Bad: All the functionality that makes it easy to constantly change content can be overkill for a site that requires infrequent updates. All the theme functionality, plugins, and database queries can lead to slower load and response times, so for a site whose content rarely changes, a straight HTML site might be better for your needs.
Maintenance: Content Management System (CMS)
Good: WordPress can be used as a simple CMS, and it is relatively standards-compliant. Adding new pages and posts doesn’t require much training and there are many plugins you can use to add additional CMS functionality to your site. You can assign users with different “roles” to limit their access, and WordPress prevents more than one user from editing the same content at the same time.
Bad: With some work, you can give WordPress some robust CMS functions, but WordPress is not really a full-featured CMS. For example, WordPress won’t keep you from introducing bad code, it doesn’t do workflow management, nor does it track user roles.
twentyfifteen: More like nineteenninetyeight, amirite?
Good: The latest official WordPress theme, called “twentyfifteen,” is pretty streamlined, is responsive, and works great with the latest versions of WordPress. It is free to install and use.
Bad: The theme looks like it was created a decade ago. (Left-side navigation? Really?) And, it has responsive breakpoints that don’t seem to correspond to common mobile devices.
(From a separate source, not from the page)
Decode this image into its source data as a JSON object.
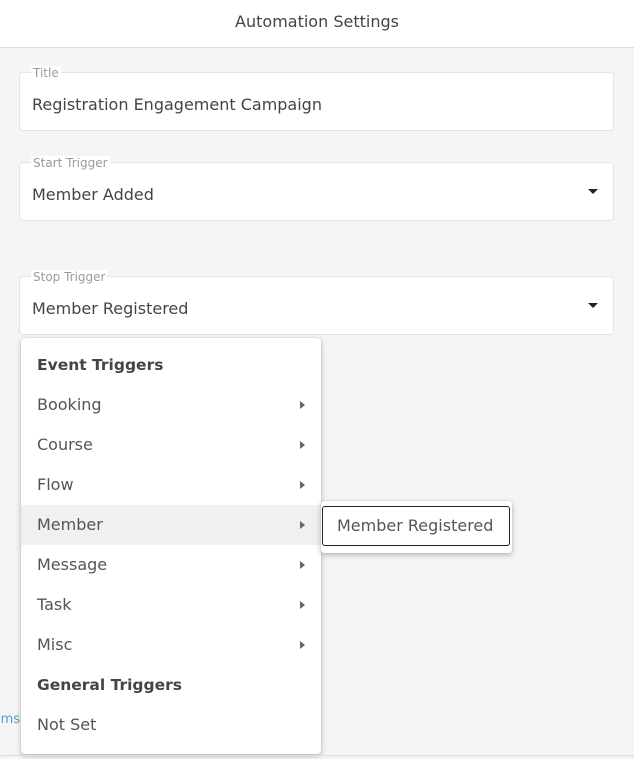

We’ve come up with some pretty slick workarounds to implement modern-looking designs in twentyfifteen, but they do require some more advanced CSS/PHP work.
Overall, creating a website with WordPress is straightforward, especially if you can kick start your development using an existing template. However, if you want to customize the look and functionality of the template, you’ll have to possess robust web development skills, or hire a developer.
It’s important to keep in mind what WordPress does well, and what it does only with great effort, so you can have realistic expectations from the beginning. As long as you want your site to leverage WordPress’s strengths, such as posting frequent updates, WordPress is a good way to go. But if you’re looking for a straight CMS, highly customized page layouts, or you’ll only use very few of the content creation features of WordPress, you’d probably be better off going with a straight HTML website.